Thursday, December 30, 2010

A mother's nightmare; a mother's dream

Chris' self portrait taken in the garden in late December 2010 is symbolic. This is his home, and he loves it. But he's a ghost here, always en route to a new adventure. 
 I read about your son--truly a mother's nightmare. I was wondering how you restrain yourself from locking him in his room until I read the follow-up story about how much he loves what he does. I'm glad he is home for a bit--I'm sure you are too.
The email message above arrived yesterday and made me study my wonderfully alive and well son sitting at his computer editing his photos from Africa. What happened in Africa in early December was a "mother's nightmare," and a father's and a family's nightmare as well. A horrific tragedy occurred, and Chris could have been the victim as easily as the man who died. 
If you're reading this, you likely know that Chris was one of three kayakers on an expedition that entailed paddling rivers never before navigated in the heart of Africa—the Democratic Republic of Congo. They successfully ran incredibly challenging whitewater, something they've done all over the world. They know how to measure a rapid's or a waterfall's risk and weigh the consequences of error. They can walk away, and they often do. But a giant crocodile exploded from the Lukuga River, grabbed one man by the shoulder and capsized his kayak.
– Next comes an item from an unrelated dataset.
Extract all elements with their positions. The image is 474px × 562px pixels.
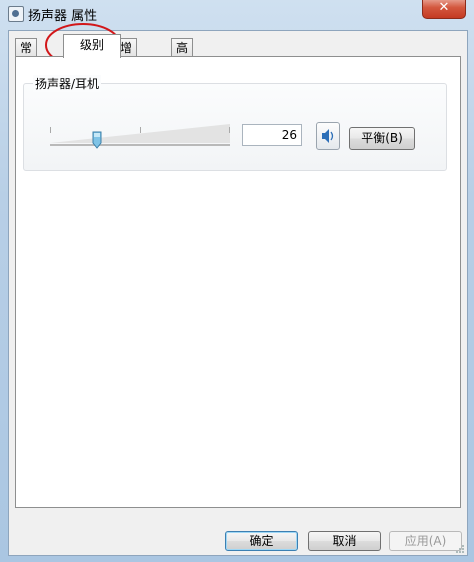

Hendri Coetzee was gone. 
Chris and his companion, Ben Stookesberry, were stunned and horrified. There was nothing they could do for Hendri, so they paddled furiously and pulled out of the river at a village less than a kilometer downstream. They told villagers the tragic story and asked for help looking for Hendri. But the villagers, who were otherwise helpful, refused to enter the river. The croc, estimated at 15-feet long, had already killed nine people in recent years. 
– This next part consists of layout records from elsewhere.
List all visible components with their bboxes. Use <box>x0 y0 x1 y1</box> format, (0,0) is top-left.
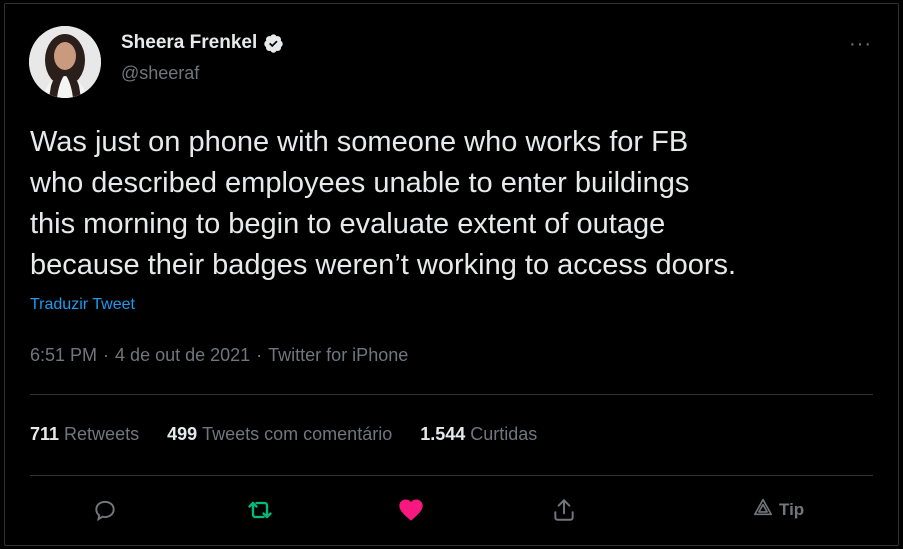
share-icon[interactable] <box>546 492 582 528</box>
meta-separator: · <box>256 345 263 365</box>
engagement-stats: 711 Retweets 499 Tweets com comentário 1.5… <box>30 424 537 445</box>
quote-tweets-stat[interactable]: 499 Tweets com comentário <box>167 424 392 445</box>
author-handle[interactable]: @sheeraf <box>121 63 199 84</box>
retweets-label: Retweets <box>64 424 140 444</box>
meta-separator: · <box>103 345 110 365</box>
tweet-time[interactable]: 6:51 PM <box>30 345 97 366</box>
tweet-card: Sheera Frenkel @sheeraf ··· Was just on … <box>4 3 899 546</box>
translate-tweet-link[interactable]: Traduzir Tweet <box>30 296 135 314</box>
avatar[interactable] <box>29 26 101 98</box>
tweet-source[interactable]: Twitter for iPhone <box>268 345 408 366</box>
reply-icon[interactable] <box>87 492 123 528</box>
quote-tweets-count: 499 <box>167 424 198 444</box>
verified-badge-icon <box>263 33 284 54</box>
tweet-metadata: 6:51 PM · 4 de out de 2021 · Twitter for… <box>30 345 408 366</box>
tip-button[interactable]: Tip <box>753 498 804 521</box>
likes-count: 1.544 <box>420 424 466 444</box>
divider <box>30 475 873 476</box>
retweets-count: 711 <box>30 424 60 444</box>
more-icon[interactable]: ··· <box>849 33 872 56</box>
author-name-row: Sheera Frenkel <box>121 32 284 54</box>
tip-label: Tip <box>779 499 805 519</box>
retweets-stat[interactable]: 711 Retweets <box>30 424 139 445</box>
author-name[interactable]: Sheera Frenkel <box>121 32 257 54</box>
tweet-date[interactable]: 4 de out de 2021 <box>115 345 250 366</box>
tip-icon <box>753 498 773 521</box>
retweet-icon[interactable] <box>242 492 278 528</box>
divider <box>30 394 873 395</box>
likes-stat[interactable]: 1.544 Curtidas <box>420 424 537 445</box>
action-bar: Tip <box>5 482 900 538</box>
like-icon[interactable] <box>393 492 429 528</box>
quote-tweets-label: Tweets com comentário <box>202 424 393 444</box>
tweet-text: Was just on phone with someone who works… <box>30 126 737 281</box>
likes-label: Curtidas <box>470 424 538 444</box>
The next day, vacationing in Costa Rica, PK and I got an email from Chris informing us of what had transpired. Our first thought, "Thank God it wasn't Chris!" Then guilt  because somehow that equates to we're glad it was the other guy. But that's not true. We're deeply sorry that anyone died this way. Our hearts go out to Hendri's family and friends. I  regret never getting to meet such an incredible young man, and am grateful that Chris was able to benefit from Hendri's energy, experience, and insights.


Media frenzy ensued. 
An AP  quote, via email,  from PK and me in Costa Rica:
All of us with loved ones engaged in extreme risk as a lifestyle and vocation live in dread of getting bad news, but at the same time we are wildly proud of our sons for their courage and determination to be explorers in a time when most people think terrestrial, social, and environmental exploration is over. We didn't know Hendri, but will miss his presence on earth and in the life of our son.
Amen to that. But what about that impulse to "lock him in his room?"
Last spring I called Chris as I was obsessing about his plans to run a big, bad waterfall. "Why do you have to do this," I asked. "What's the point?"
The point was he wanted to do it, he said. And, he added, I was in greater danger driving than he was running waterfalls that he had carefully measured himself against. Ten minutes later,  on a deserted street in our quiet little Oregon town, a man had a heart attack while driving and plowed into the back of the vehicle I'd exited about a minute earlier.  My car was totaled, spun around and pointed the other direction. The errant driver died. So could have I. 
Ok, Chris, I believe you. Perhaps risk is relative, and the greatest danger is mediocrity, of playing it safe, of avoiding risk. (says she with a blog entitled Ordinary Life!) Well, I have to tell you. One of life's greatest risks—and joys—is having children. You raise someone as far as you're able, then they're launched and all you can do is watch and hope. Loving someone as deeply as most parents love their children is a huge and unavoidable vulnerability. Loving children is a exploration into the depths and heights of being human. It is at once dangerous and thrilling. I hope one day you dare to take the plunge. 
I'm not advocating that our youngest son forsake his adventuring soul and give it all up for a  home in the suburbs or work in a cubicle. My dream for him is that he can continue exploring the globe and his inner self, accepting physical and mental challenges, and make a living doing so. He's one of an elite group of seekers who dares to step far outside the boundaries of what most others think possible. But I also hope  that he never turns completely away from the ordinary life of making a home and  having a family. Because it's good, too, and has its own rewards—and even an occasional thrill.